New Delhi: Defence Minister Arun Jaitley today ruled out release of the classified Henderson Brooks Report on the 1962 India-China war that is said to be openly critical of the Indian political and military structure of the time, saying its disclosure would not be in national interest.
"This (the Henderson Brooks report) is a top secret document and has not been declassified so far.
"Further, release of this report, fully or partially or disclosure of any information to this report would not be in national interest," Jaitley said in a written reply to a question in Rajya Sabha.
Jaitley said the government is also aware of reports purporting to disclose part of the report on the 1962 war.
The report authored by the then Lt General Henderson Brooks and Brigadier P S Bhagat was commissioned by the Indian Army following its humiliating defeat at the hands of the Chinese.
Interestingly, the BJP during the course of the Lok Sabha campaign seized upon the secret report about how the government bungled the 1962 war to slam the ruling Congress and demanded its release.

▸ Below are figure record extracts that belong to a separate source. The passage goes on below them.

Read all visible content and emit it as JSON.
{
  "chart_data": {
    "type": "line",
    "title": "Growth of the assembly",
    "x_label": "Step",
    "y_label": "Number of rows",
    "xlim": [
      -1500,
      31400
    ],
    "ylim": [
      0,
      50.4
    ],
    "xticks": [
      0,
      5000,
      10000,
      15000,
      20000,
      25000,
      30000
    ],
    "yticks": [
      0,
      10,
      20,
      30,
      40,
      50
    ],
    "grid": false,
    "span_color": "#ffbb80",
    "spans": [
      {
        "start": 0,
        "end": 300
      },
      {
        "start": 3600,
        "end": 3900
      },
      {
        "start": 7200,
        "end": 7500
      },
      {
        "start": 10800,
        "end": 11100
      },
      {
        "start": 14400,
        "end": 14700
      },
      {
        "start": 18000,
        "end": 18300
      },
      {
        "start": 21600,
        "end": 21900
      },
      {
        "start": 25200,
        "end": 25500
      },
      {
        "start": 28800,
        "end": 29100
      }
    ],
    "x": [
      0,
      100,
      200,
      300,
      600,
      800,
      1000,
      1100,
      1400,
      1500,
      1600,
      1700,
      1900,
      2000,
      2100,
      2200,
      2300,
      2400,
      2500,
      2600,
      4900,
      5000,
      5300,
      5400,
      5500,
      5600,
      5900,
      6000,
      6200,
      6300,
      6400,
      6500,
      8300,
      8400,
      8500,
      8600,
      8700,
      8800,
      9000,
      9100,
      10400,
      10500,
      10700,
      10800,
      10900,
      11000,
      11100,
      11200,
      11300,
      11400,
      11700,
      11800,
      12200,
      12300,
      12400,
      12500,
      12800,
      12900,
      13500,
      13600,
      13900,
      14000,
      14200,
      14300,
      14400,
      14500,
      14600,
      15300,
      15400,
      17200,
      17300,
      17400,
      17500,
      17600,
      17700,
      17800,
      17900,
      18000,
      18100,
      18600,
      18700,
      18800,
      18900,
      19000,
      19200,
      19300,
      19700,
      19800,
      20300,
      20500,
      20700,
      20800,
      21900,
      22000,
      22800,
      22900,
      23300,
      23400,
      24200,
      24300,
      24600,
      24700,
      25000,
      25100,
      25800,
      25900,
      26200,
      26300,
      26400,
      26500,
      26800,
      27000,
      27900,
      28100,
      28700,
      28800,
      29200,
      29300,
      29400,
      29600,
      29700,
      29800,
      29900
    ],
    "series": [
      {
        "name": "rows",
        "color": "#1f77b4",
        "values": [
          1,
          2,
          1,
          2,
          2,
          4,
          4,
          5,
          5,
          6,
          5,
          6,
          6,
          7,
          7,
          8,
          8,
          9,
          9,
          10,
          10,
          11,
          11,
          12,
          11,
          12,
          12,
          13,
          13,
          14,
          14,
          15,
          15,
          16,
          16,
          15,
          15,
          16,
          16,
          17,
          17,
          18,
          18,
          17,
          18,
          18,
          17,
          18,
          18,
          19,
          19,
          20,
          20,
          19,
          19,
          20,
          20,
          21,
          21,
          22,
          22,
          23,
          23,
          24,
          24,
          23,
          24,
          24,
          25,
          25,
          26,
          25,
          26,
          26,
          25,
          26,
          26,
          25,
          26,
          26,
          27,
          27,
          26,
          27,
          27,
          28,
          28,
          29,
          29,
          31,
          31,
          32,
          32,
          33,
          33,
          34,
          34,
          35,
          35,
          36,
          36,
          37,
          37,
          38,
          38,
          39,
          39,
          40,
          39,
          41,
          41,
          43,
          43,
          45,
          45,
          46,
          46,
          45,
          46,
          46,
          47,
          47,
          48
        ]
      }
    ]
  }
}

Excerpts of the military investigation that were leaked in March by an Australian journalist who wrote an acclaimed book on the war said the government's policy of forward deployment in the high mountains had increased the chances of conflict.
The BJP had then justified the demand for releasing the report on the ground that the country would know how the government pushed the military into a war it could only lose.
"What are they trying to hide by making the war report classified ?" BJP spokesman Ravi Shankar Prasad had asked.
"We have a right to know what went wrong. We lost the war because of Nehru," Prasad had said while holding the country's first Prime Minister Jawaharlal Nehru responsible for the debacle.
However, more than 50 years after its creation, the report remains classified by the Indian government.
The only two copies of the 1963 report that clinically analysed independent India's worst military defeat, at the hands of the PLA in 1962, lay buried in the vaults of the defence ministry and army headquarters.
Successive governments stubbornly refused to release it.